THE LATEST ON MICHAEL: Michael is a category one hurricane near the Yucatan Channel this afternoon; it is expected to strengthen over the next 24 hours, becoming a major category three hurricane by Tuesday night in the Gulf of Mexico.
- A hurricane watch is in effect from the Alabama/Florida border to Suwannee River, Florida. Part of this area will be upgraded to a hurricane warning shortly. A storm surge watch is in effect from Navarre Beach to Anna Maria Island, Florida, including Tampa Bay.
- Landfall is expected somewhere near or perhaps just east of Panama City Beach Wednesday, during the midday or early afternoon. Michael is forecast to be a dangerous major hurricane when it reaches the coast on Wednesday, and life-threatening storm surge is possible along portions of the Florida Gulf Coast regardless of the storm’s exact track or intensity. Residents in the storm surge and hurricane watch areas should follow any advice given by local officials, as storm surge and hurricane warnings will likely be issued later today.
- Dangerous rip currents are likely on the coast through Thursday; double red flags are flying now at many beaches.
- Weather conditions will begin to deteriorate on the Florida coast late Tuesday and Tuesday night, and hurricane conditions are likely Wednesday.
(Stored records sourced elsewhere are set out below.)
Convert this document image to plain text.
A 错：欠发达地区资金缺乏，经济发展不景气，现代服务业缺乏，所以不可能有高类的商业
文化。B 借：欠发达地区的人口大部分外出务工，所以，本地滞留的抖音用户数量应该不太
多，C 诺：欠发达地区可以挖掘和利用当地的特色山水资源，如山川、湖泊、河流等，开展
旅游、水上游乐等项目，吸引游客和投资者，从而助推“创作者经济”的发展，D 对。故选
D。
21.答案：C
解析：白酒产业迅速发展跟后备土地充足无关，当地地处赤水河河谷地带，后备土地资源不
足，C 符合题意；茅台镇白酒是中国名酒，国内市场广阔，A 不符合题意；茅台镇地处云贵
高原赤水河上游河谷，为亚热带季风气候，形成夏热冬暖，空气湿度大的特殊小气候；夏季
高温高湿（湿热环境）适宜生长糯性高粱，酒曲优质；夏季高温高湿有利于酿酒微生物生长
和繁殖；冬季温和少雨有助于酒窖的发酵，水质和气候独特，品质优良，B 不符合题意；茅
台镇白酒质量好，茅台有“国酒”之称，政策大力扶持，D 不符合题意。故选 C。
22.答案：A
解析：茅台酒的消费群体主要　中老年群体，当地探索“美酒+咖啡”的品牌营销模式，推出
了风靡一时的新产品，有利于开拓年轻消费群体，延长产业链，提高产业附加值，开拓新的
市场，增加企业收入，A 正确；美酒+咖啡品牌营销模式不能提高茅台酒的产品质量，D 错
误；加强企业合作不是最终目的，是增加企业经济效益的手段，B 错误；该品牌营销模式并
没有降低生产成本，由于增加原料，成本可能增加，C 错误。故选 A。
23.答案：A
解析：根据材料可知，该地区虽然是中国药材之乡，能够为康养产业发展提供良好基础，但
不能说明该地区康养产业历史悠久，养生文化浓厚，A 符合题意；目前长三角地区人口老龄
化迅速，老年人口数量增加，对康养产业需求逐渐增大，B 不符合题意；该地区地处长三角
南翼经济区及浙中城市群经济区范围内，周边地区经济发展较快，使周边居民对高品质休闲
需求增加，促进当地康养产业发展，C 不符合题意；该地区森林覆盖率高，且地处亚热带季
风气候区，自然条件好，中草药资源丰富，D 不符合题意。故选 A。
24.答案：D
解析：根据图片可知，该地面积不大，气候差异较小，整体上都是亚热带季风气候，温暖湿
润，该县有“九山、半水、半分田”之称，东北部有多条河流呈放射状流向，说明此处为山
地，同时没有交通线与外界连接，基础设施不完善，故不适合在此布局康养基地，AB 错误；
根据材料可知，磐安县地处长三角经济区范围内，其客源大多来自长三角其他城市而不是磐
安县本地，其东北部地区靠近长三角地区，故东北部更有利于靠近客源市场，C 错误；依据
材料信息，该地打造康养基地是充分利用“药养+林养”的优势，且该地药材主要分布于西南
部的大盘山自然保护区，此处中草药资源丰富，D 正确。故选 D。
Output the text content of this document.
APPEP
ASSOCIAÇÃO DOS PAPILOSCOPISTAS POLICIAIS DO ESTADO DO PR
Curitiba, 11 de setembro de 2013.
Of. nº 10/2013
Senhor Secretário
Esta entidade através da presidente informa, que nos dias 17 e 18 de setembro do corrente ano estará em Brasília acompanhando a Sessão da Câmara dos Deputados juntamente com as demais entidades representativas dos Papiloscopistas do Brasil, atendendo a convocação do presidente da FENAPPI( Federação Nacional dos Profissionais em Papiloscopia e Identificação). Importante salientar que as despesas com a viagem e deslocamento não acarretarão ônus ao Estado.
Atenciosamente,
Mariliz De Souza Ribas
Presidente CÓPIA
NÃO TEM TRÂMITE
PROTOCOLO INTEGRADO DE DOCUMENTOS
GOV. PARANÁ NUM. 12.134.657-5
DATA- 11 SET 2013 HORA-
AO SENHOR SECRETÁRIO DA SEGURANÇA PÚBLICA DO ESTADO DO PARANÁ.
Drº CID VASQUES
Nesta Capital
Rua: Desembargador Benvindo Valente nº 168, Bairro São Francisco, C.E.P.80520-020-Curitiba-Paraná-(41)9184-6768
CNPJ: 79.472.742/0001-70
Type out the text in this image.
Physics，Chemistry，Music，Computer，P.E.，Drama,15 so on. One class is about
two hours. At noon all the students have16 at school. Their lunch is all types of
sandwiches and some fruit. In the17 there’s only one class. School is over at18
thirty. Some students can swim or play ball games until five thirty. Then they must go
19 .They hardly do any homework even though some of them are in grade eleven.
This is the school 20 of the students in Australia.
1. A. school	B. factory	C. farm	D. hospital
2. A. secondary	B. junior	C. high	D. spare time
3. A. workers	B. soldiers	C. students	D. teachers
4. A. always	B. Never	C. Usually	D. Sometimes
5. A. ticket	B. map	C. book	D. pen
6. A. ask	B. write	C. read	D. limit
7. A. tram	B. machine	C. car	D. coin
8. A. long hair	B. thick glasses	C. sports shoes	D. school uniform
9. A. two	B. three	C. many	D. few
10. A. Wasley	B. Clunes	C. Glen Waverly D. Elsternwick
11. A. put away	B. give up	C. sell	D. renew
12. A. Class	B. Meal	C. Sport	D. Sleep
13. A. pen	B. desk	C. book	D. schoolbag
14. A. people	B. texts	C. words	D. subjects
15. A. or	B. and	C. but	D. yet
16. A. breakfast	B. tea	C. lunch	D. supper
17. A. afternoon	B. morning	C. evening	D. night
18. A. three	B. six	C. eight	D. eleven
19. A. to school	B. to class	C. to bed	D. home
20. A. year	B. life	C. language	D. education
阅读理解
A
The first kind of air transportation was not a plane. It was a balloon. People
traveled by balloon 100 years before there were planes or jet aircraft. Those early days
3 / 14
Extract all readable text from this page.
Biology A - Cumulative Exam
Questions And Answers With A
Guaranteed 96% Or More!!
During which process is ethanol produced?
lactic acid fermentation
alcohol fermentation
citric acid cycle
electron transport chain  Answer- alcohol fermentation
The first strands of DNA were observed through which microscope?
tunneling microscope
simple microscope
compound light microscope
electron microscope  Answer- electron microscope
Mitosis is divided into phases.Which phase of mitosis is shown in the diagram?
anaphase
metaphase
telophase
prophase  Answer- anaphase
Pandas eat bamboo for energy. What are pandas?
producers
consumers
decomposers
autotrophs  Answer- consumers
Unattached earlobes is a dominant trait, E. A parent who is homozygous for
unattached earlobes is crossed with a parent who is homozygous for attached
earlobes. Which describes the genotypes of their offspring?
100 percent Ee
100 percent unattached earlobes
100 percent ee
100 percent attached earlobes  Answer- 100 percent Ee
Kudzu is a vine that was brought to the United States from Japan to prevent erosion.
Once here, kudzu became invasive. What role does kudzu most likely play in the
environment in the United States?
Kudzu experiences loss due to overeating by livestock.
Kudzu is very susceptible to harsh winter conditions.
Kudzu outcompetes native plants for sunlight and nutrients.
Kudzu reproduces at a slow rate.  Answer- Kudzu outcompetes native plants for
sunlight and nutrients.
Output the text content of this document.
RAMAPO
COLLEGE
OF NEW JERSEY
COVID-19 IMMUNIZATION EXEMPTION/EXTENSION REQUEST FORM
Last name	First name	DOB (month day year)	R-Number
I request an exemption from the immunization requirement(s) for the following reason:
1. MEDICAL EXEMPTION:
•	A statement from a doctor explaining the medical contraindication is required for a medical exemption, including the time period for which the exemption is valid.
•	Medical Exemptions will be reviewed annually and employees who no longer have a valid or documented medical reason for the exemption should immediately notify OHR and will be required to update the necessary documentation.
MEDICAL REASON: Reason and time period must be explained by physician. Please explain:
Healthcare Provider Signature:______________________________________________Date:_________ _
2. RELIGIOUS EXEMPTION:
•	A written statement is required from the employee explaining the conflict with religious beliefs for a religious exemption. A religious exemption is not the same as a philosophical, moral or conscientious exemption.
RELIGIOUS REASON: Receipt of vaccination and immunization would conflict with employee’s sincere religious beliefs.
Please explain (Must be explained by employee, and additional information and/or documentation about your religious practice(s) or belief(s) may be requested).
The most severe impact will be along and east of where the center of the storm makes landfall. For now it looks like the greatest risk of wind damage, storm surge and freshwater flooding will come in places like Mexico Beach, Port Saint Joe, Indian Pass, Apalachicola, St. George Island, Carrabelle and around the “Big Bend” region of Florida.
- A few tornadoes are possible over parts of north and west Florida and south Georgia late Tuesday night and Wednesday as Michael moves inland.
- The Alabama Gulf Coast, Pensacola, Navarre Beach, and most likely Destin and Fort Walton Beach will be on the “good” west side of the hurricane with an offshore flow. Wednesday will be windy and wet in these places, but the weather won’t be especially dangerous.
- Michael will not stall like Florence, but it will still be capable of producing rain amounts of 6-10 inches in spots over north Florida and south Georgia. The heaviest rain in Alabama will come over the southeast corner of the state, around Dothan and Ozark, where 3-5 inches are possible.
- Sunshine returns to the central Gulf Coast Thursday, and the weather looks delightful Thursday through the weekend with sunny, pleasant days and fair nights — perfect weather for the National Shrimp Festival in Gulf Shores.
- Remember, with any tropical system there is always a chance of a forecast change, so keep in touch with the latest forecasts as Michael gets closer to the coast.
FRIDAY AND THE WEEKEND IN ALABAMA: As Michael moves rapidly northeast, it will help to pull much cooler air into the state. Friday and Saturday will be delightful with sunny, pleasant days and clear, cool nights; highs will be in the 70s and lows mostly in the 50s. Cooler pockets will see 40s early Friday and Saturday morning. We will need to mention some risk of showers Sunday afternoon and Sunday evening with a cold front; moisture will be limited and amounts should be fairly light.
RACE WEEKEND AT TALLADEGA: Look for sunny, pleasant days and clear, cool nights Friday and Saturday, with highs in the 70s and lows in the 50s. We can’t totally rule out a shower around the Superspeedway Sunday afternoon, but for now it looks like the better chance will come after the race is complete. The high Sunday will be in the 70s.
NEXT WEEK: Even cooler air follows the Sunday night front; highs drop into the 60s and lows into the 40s for the first half of the week. Colder pockets across north Alabama could visit the 30s Tuesday morning, with some scattered frost possible for the first time this season.